Pitch Madison Media Advertising Outlook >>Review 2009>> Television
The new leader
Though the growth of TV has only been 2 per cent, it shows the importance and reach of the medium in a difficult environment..

In a year which has seen decelerating growth in all media platforms, television, besides internet was able to absorb the shock of the slowdown. According to the Pitch-Madison Media Advertising Outlook, TV has grown by two per cent in 2009 over the previous year. Paltry though the figure is, in a general environment of gloom and negative sentiments, is an achievement of sorts. In an ad pie worth Rs 18,670 crore, television commands the highest share of Rs 8,492 crore, a gain of Rs 173 crore. At 45.5 per cent, a gain of 5.3 percentage points in the ad pie since 2008, TV emerged as the largest player amongst mediums, which till now was led by print.

Print fell from 47.4 per cent in 2008 to 41.8 per cent in 2009. Most experts had surmised that 2009 would be a flat year for the television industry. Yet, slowdown or not, there was no dearth of activity in and around this medium in the past year. TV viewership increased as time spent on TV also went up from 135 minutes per day to 143 minutes per day on weekdays and from 154 minutes per day to 157 minutes per day on weekends (Jan-Aug'08 vs Jan-Aug'09), as per TAM data. The last year saw new programme formats and new channels fiercely competing for eyeballs, both at the national and regional levels. Some are specialised for catering to the needs of up-scale urban audiences, for example NDTV Lumiere and World Movies, while others focus on niche Indian masses, such as Star Jalsha.
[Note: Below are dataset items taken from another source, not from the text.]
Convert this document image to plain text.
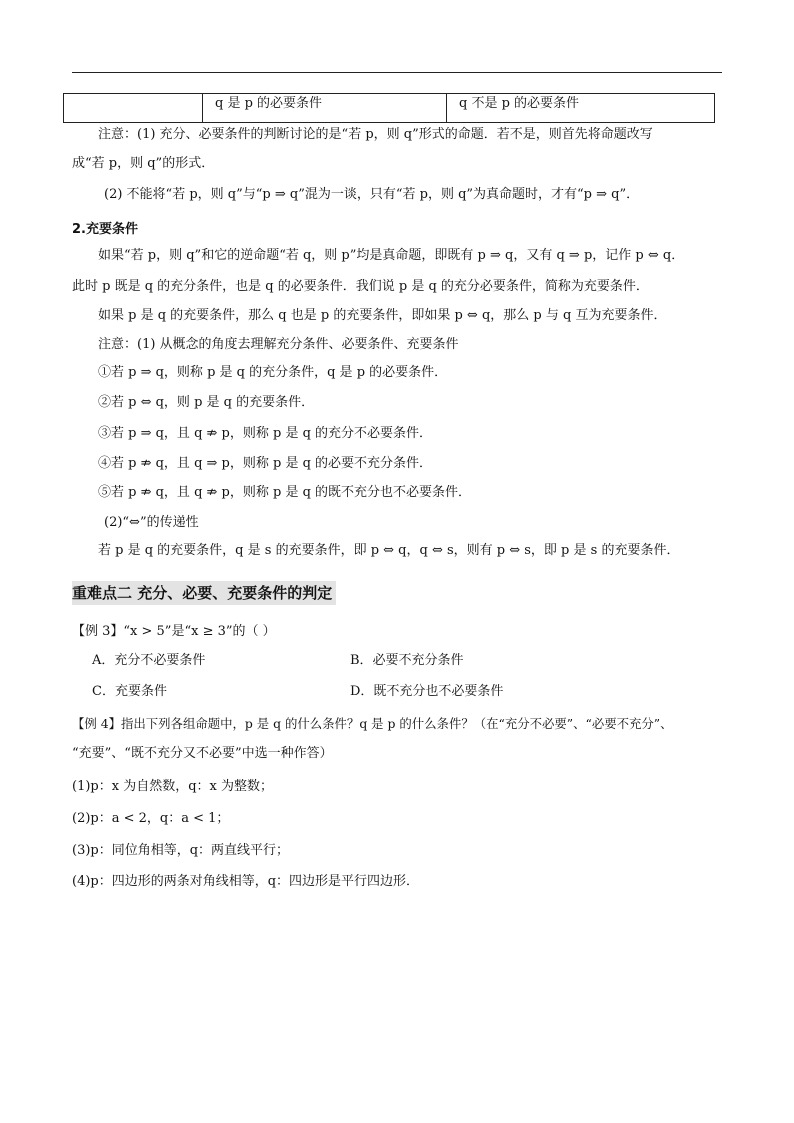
	q 是 p 的必要条件	q 不是 p 的必要条件
注意：(1) 充分、必要条件的判断讨论的是“若 p，则 q”形式的命题．若不是，则首先将命题改写
成“若 p，则 q”的形式．
(2) 不能将“若 p，则 q”与“p ⇒ q”混为一谈，只有“若 p，则 q”为真命题时，才有“p ⇒ q”．
2.充要条件
如果“若 p，则 q”和它的逆命题“若 q，则 p”均是真命题，即既有 p ⇒ q，又有 q ⇒ p，记作 p ⇔ q．
此时 p 既是 q 的充分条件，也是 q 的必要条件．我们说 p 是 q 的充分必要条件，简称为充要条件．
如果 p 是 q 的充要条件，那么 q 也是 p 的充要条件，即如果 p ⇔ q，那么 p 与 q 互为充要条件．
注意：(1) 从概念的角度去理解充分条件、必要条件、充要条件
①若 p ⇒ q，则称 p 是 q 的充分条件，q 是 p 的必要条件．
②若 p ⇔ q，则 p 是 q 的充要条件．
③若 p ⇒ q，且 q ⇏ p，则称 p 是 q 的充分不必要条件．
④若 p ⇏ q，且 q ⇒ p，则称 p 是 q 的必要不充分条件．
⑤若 p ⇏ q，且 q ⇏ p，则称 p 是 q 的既不充分也不必要条件．
(2)“⇔”的传递性
若 p 是 q 的充要条件，q 是 s 的充要条件，即 p ⇔ q，q ⇔ s，则有 p ⇔ s，即 p 是 s 的充要条件．
重难点二 充分、必要、充要条件的判定
【例 3】“x > 5”是“x ≥ 3”的（ ）
A．充分不必要条件	B．必要不充分条件
C．充要条件	D．既不充分也不必要条件
【例 4】指出下列各组命题中，p 是 q 的什么条件？q 是 p 的什么条件？（在“充分不必要”、“必要不充分”、
“充要”、“既不充分又不必要”中选一种作答）
(1)p：x 为自然数，q：x 为整数；
(2)p：a < 2，q：a < 1；
(3)p：同位角相等，q：两直线平行；
(4)p：四边形的两条对角线相等，q：四边形是平行四边形．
The general entertainment genre has been an area of hyper activity. Colors, the GEC from Viacom 18 came into its own, upstaging Star Plus from its long held numero uno position. Post the death of old saas-bahu sagas, the top three general entertainment channels (GECs) - Colors, Star Plus and Zee TV, have been battling for eyeballs on a week to week basis and no clear number one is in sight yet. The onerous task of increasing viewership was taken on by the GECs with renewed vigour. Audience fatigue and constant desire for new content kept the channels on their toes with increasing number of high profile reality shows. Rakhi Ka Swayamwar and Sach ka Samna, for instance, were highly popular during the weeks they were aired. In fact, interestingly, the No 1 and No 10 channels were both ready to take risks in the year of slowdown.

Growing number of brands created a lot of clutter in the market and brands needed to go beyond the '30 seconder' and engage the audience through more innovative fixed commercial time. Innovative advertising became a trend that seems to stay here. According to AdEx data, overall secondages on TV grew at 30 per cent over 2008 in the January-December period. Though heavy discounting was the order of the day, increased ad volumes compensated for lower rates. "There has been pressure on media platforms to reduce rates and the dominant market leaders have managed to hold on to their rates," says G Krishnan, Chief Executive Officer, TV Today. The news genre, according to him, would have witnessed a 4-5 per cent growth in advertising. Categories like real-estate and retail curtailed ad-spend significantly. From 3.3 per cent share in 2008, real estate advertising dropped to 2.8 per cent in 2009. However, FMCG, telecom, and automobile sectors increased spending significantly in the light of intense competition. FMCG and automobile, put together account for more than 62 per cent of advertising on television, where as, it was around 54 per cent in 2008. The banking industry, which cut down spends significantly in the beginning of the year, increased its ad-spends towards the end of 2009. Its share of advertising in the total TV ad pie was 5.7 per cent in 2009.

Breaking it down

The rapid growth in C&S (cable & satellite) penetration and significant improvement in the quality of content too made television the most important vehicle in terms of reach and engagement. Regional channels were not far behind in reaping the benefits of this trend. It was, in fact, quite a good year for regional channels, overall. As national brands penetrated deeper into rural markets, regional TV became increasingly important as the cost-effective reach vehicle. Regional TV gave brands the ability to do localised and targeted marketing. "The 2-3 year trend of brands penetrating deeper into the rural markets strengthened further in 2009. National and regional television, which is often the only means to reach these consumers, is beginning to reap rich dividends. This will further shift advertising spends from other media vehicles to television," says Uday Shankar, Chief Executive Officer, Star India. The regional channels of Star in West Bengal and Maharashtra, Star Jalsha and Star Pravah, respectively, did very well in terms of increasing viewership. According to Shankar, these markets have only 20 per cent local advertising today, but with economic growth and affordable prices of regional media, penetration of local advertising will increase over time to the level of Southern channels where nearly 50 per cent of the advertising is local.